Do you understand the functions one by one? If so, we will try to run this program directly with the command below.
go run main.go
The program will run and access the URL that we have defined in the main function. Don’t forget Make sure the internet on your computer or laptop is running smoothly so that the process won’t take too long.
If it has finished running, it will exit the terminal as below.
found: https://www.santekno.com/jenis-jenis-name-server/
found: https://www.santekno.com/tutorial/hardware/
time taken: 3m7.149923291s
We can see that it means that it takes about 3 minutes 7 seconds to search or crawl this santekno.com website. Not too long and this is also conditioned by the internet on your laptop.

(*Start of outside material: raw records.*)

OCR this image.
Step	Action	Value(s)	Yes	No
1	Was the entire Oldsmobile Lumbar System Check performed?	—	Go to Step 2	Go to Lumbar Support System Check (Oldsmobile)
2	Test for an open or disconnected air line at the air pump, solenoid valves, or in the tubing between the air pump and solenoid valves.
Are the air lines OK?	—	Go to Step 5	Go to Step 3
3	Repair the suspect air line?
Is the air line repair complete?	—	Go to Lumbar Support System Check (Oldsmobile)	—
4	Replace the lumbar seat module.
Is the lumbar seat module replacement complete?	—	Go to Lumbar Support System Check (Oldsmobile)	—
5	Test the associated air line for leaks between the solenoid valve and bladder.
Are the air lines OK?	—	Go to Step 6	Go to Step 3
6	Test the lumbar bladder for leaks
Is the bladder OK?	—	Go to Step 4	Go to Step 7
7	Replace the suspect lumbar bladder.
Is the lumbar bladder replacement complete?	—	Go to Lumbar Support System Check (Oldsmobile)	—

If it’s only 1 URL, maybe this is faster and what if for example we want to crawl 100 URLs / websites then if sequential we need to need at least 100 times from the first one, which is 300 minutes and this really takes a long time.
Then how can we make the process even faster to do a Web Crawler? In the next process we will try to change the Crawler process using Concurrent which we have learned before.

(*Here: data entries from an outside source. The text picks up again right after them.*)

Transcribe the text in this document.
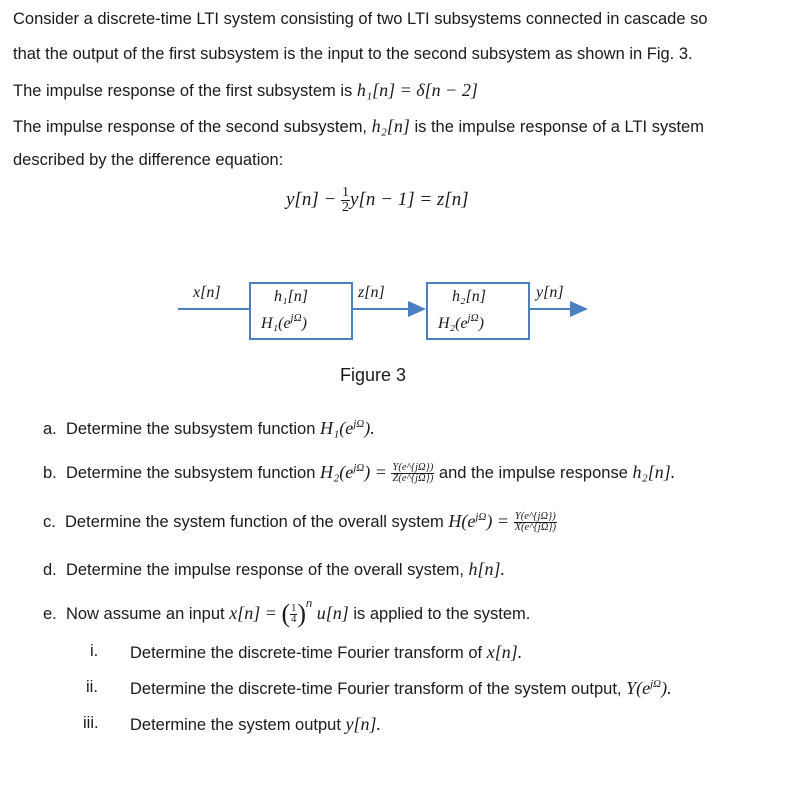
Consider a discrete-time LTI system consisting of two LTI subsystems connected in cascade so
that the output of the first subsystem is the input to the second subsystem as shown in Fig. 3.
The impulse response of the first subsystem is h₁[n] = δ[n − 2]
The impulse response of the second subsystem, h₂[n] is the impulse response of a LTI system
described by the difference equation:
$y[n] - \frac{1}{2} y[n - 1] = z[n]$
x[n]	h₁[n]
$H_1(e^{j\Omega})$
z[n]	h₂[n]
$H_2(e^{j\Omega})$
y[n]
Figure 3
a. Determine the subsystem function $H_1(e^{j\Omega})$.
b. Determine the subsystem function $H_2(e^{j\Omega}) = \frac{Y(e\^{}\{j\Omega\})}{Z(e\^{}\{j\Omega\})}$ and the impulse response h₂[n].
c. Determine the system function of the overall system $H(e^{j\Omega}) = \frac{Y(e\^{}\{j\Omega\})}{X(e\^{}\{j\Omega\})}$
d. Determine the impulse response of the overall system, h[n].
e. Now assume an input x[n] = ( $\frac{1}{4} )^n$ u[n] is applied to the system.
i. Determine the discrete-time Fourier transform of x[n].
ii. Determine the discrete-time Fourier transform of the system output, $Y(e^{j\Omega})$.
iii. Determine the system output y[n].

Then how can we make the process even faster to do a Web Crawler? In the next process we will try to change the Crawler process using Concurrent which we have learned before.
Changing the Web Crawler using Concurrent
We will modify the previous Web Crawler by adding some improvements, namely by using channels. Create a struct first like this.
type result struct {
url string
urls []string
err error
depth int
}
This struct is used to store the URL that we will crawl. Add a channel to the Crawler
function at the beginning of the function.
results := make(chan *result)
We will add a channel to this crawler so that it can use goroutines and modify the Crawler
function to be as below.
func Crawl(url string, depth int) {
results := make(chan *result)
fetch := func(url string, depth int) {
urls, err := findLinks(url)
results <- &result{url, urls, err, depth}
}
go fetch(url, depth)
fetched[url] = true
for fetching := 1; fetching > 0; fetching-- {
res := <-results
if res.err != nil {
fmt.Println(res.err)
continue
}
fmt.Printf("found: %s\n", res.url)
if res.depth > 0 {
for _, u := range res.urls {
if !fetched[u] {
fetching++
go fetch(u, res.depth-1)
fetched[u] = true
}
}
}
}
close(results)
}
We can see that we created a fetch
function which will call the findLinks
function and store the results into the results
channel. Please note that after that we will run the fetch
function using goroutine as mentioned earlier.
See the next code which is looping. In this code we will retrieve all the URL data in the results
channel. When will the looping code finish? This loop will finish if the fetching value has become 0
.
Alright, let’s run this last modification with the same command as above.
go run main.go
After it is finished running, it will be seen how long the process execution takes to do this Crawler.
found: https://www.santekno.com/tags/encoder
found: https://www.santekno.com/categories/tutorial/page/2/
time taken: 11.673643875s
It’s amazing how much faster the initial process takes about 3 minutes but after we modify it using concurrent we summarize the time and process only 11 seconds.
Conclusion
We often use this Web Crawler for certain needs, especially if we want to analyze data that already exists on a particular website. So if we want to make a Web Crawler using Golang, try to pay attention and use concurrent so that it can be more efficient in doing it so that the process is shorter and does not need to take longer especially if we do not only one Web Crawler.